“Klangkrieg was founded because we were all music fans. It was initially the extension of our living room into the clubs. By the mid-nineties, techno had become tired. The same beat everywhere, lasting for hours and hours. We missed all the other exciting music. So we started inviting a few bands and were then surprised how many like-minded people there were. It literally exploded. People were ready for it. Just imagine: we had shows with barely audible violin sounds at peak-time in the clubs. People were all sitting on the dance floor listening. And afterwards a breakcore dj would play and the same people would go crazy. Today divergent booking is much more accepted but back then, it was something quite new in berlin.”

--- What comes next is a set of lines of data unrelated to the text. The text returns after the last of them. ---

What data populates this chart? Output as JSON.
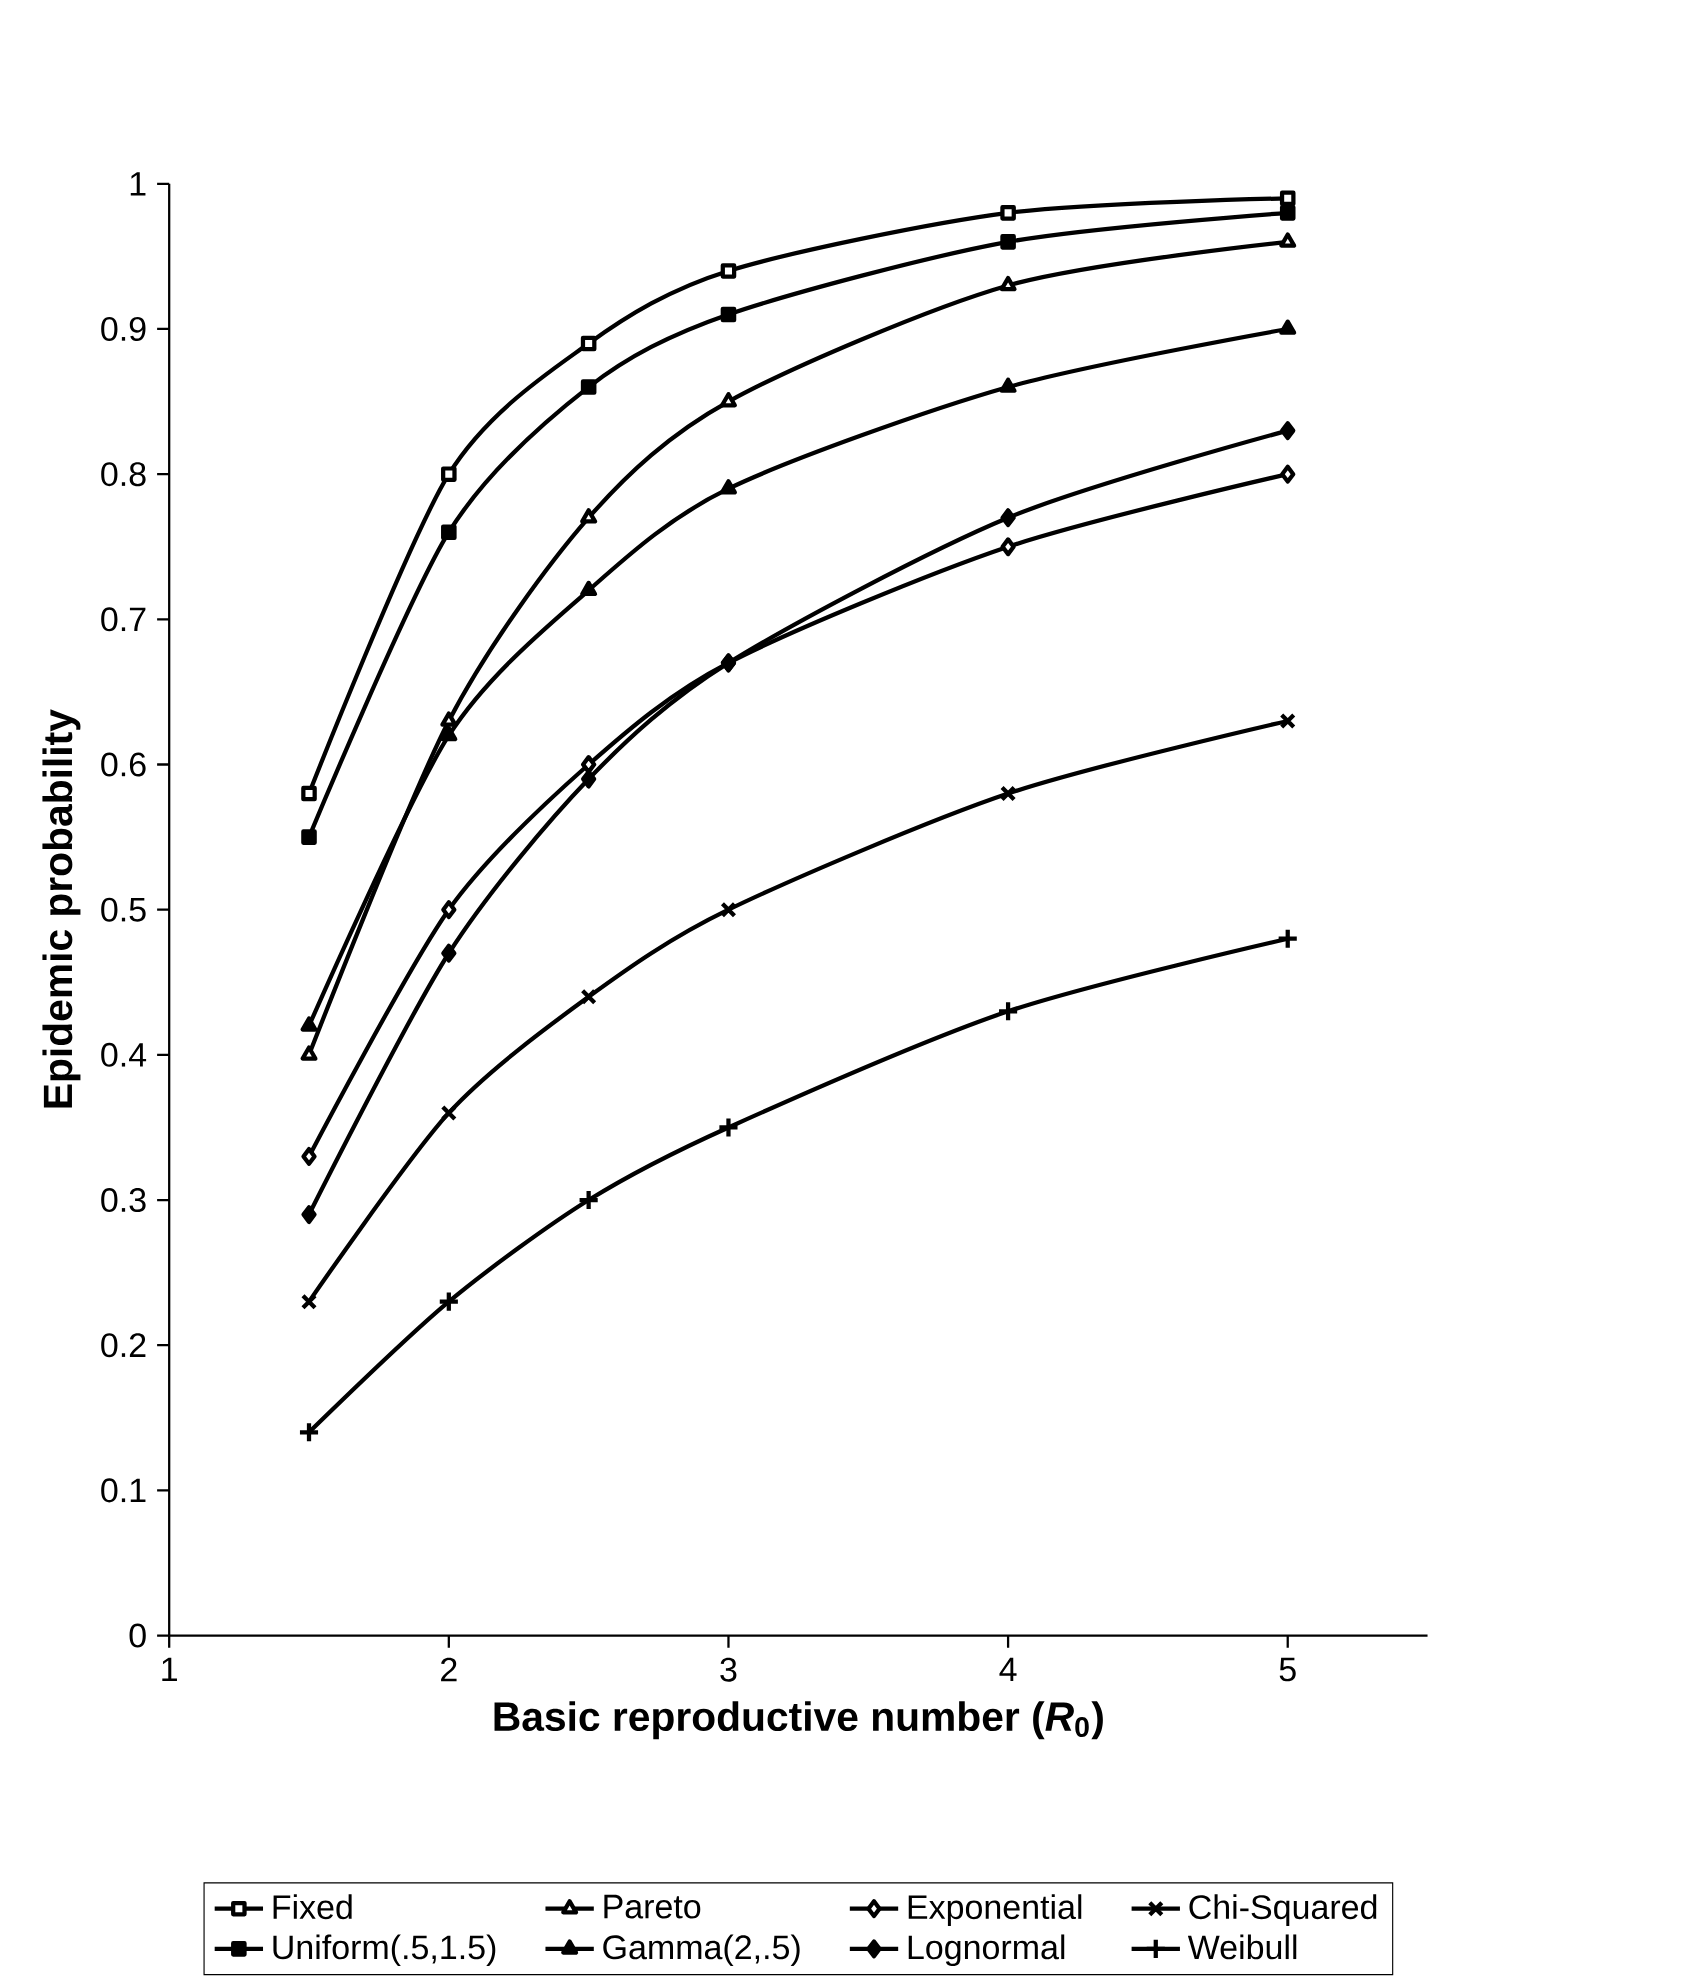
{
  "chart_data": {
    "type": "line",
    "xlabel": "Basic reproductive number (*R*$_{0}$)",
    "ylabel": "Epidemic probability",
    "x": [
      1.5,
      2,
      2.5,
      3,
      4,
      5
    ],
    "xlim": [
      1,
      5.5
    ],
    "xticks": [
      1,
      2,
      3,
      4,
      5
    ],
    "ylim": [
      0,
      1
    ],
    "yticks": [
      0,
      0.1,
      0.2,
      0.3,
      0.4,
      0.5,
      0.6,
      0.7,
      0.8,
      0.9,
      1
    ],
    "grid": false,
    "legend": "bottom",
    "line_style": "solid",
    "series": [
      {
        "name": "Fixed",
        "color": "#000000",
        "marker": "square-open",
        "values": [
          0.58,
          0.8,
          0.89,
          0.94,
          0.98,
          0.99
        ]
      },
      {
        "name": "Pareto",
        "color": "#000000",
        "marker": "triangle-open",
        "values": [
          0.4,
          0.63,
          0.77,
          0.85,
          0.93,
          0.96
        ]
      },
      {
        "name": "Exponential",
        "color": "#000000",
        "marker": "diamond-open",
        "values": [
          0.33,
          0.5,
          0.6,
          0.67,
          0.75,
          0.8
        ]
      },
      {
        "name": "Chi-Squared",
        "color": "#000000",
        "marker": "cross",
        "values": [
          0.23,
          0.36,
          0.44,
          0.5,
          0.58,
          0.63
        ]
      },
      {
        "name": "Uniform(.5,1.5)",
        "color": "#000000",
        "marker": "square",
        "values": [
          0.55,
          0.76,
          0.86,
          0.91,
          0.96,
          0.98
        ]
      },
      {
        "name": "Gamma(2,.5)",
        "color": "#000000",
        "marker": "triangle",
        "values": [
          0.42,
          0.62,
          0.72,
          0.79,
          0.86,
          0.9
        ]
      },
      {
        "name": "Lognormal",
        "color": "#000000",
        "marker": "diamond",
        "values": [
          0.29,
          0.47,
          0.59,
          0.67,
          0.77,
          0.83
        ]
      },
      {
        "name": "Weibull",
        "color": "#000000",
        "marker": "plus",
        "values": [
          0.14,
          0.23,
          0.3,
          0.35,
          0.43,
          0.48
        ]
      }
    ]
  }
}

On 1 March 1996, a deafening noise broke the silence of the idyllically situated “Insel der Jugend”, a youth club in the former eastern part of the city. Klangkrieg productions saw the light of day. The Japanese noise musician Merzbow helped give birth, and this was more than just a statement in the techno city of Berlin. It was a commitment to experimentation. Klangkrieg was founded by Christoph Winkler and Janet Krenzlin initially as a concert and party series for music that had a hard time being heard. The events were always surprising in their programming because the most diverse musical concepts clashed. Confusion was part of the concept. At a time when almost all the music in Berlin was techno, you could never be sure at Klangkrieg Parties. Beat followers waited in vain for the break and noise fans were confronted with anarchic disco music. There were between 5 and 500 people, but everyone who was there had the feeling of being part of something extraordinary. This mixture also inspired the musicians and often resulted in unusual sound-clashes during the shows.
Within a very sort time, the “Klangkriege” became an integral part of the Berlin music scene.
Especially many young music fans came to the events. As a result, the association “Jugend hoert” e.V. and a label were founded. The association enabled young people to organise concerts for their favourite bands. So, there were numerous concert series in clubs like the Bastard im Prater, the Maria or the Insel der Jugend. The association also made sure that scenes like the Gabba Nation or breakcore fans had the opportunity to celebrate their parties. Klangkrieg organised “International Underground”, a meeting for the international hardcore scene as part of the Fuckparade. Klangkrieg also worked with numerous institutions such as the Podewil and the Volksbühne. Curated festival formats such as the “Avant Pop” and “Yaburitsugi” festivals not only opened the institutions to the various scenes of experimental pop music but also brought these artists together with musicians of the electronic avant-garde.
The Klangkrieg Productions label followed the concepts of the events and released a wide range of music.
For several years Christoph Winkler worked in parallel as choreographer and artistic director of Klangkrieg. At a certain point, the double burden was no longer manageable and so Klangkrieg was ended in 2003.
However, Christoph Winkler’s special relationship to music can still be felt in his choreographic work today.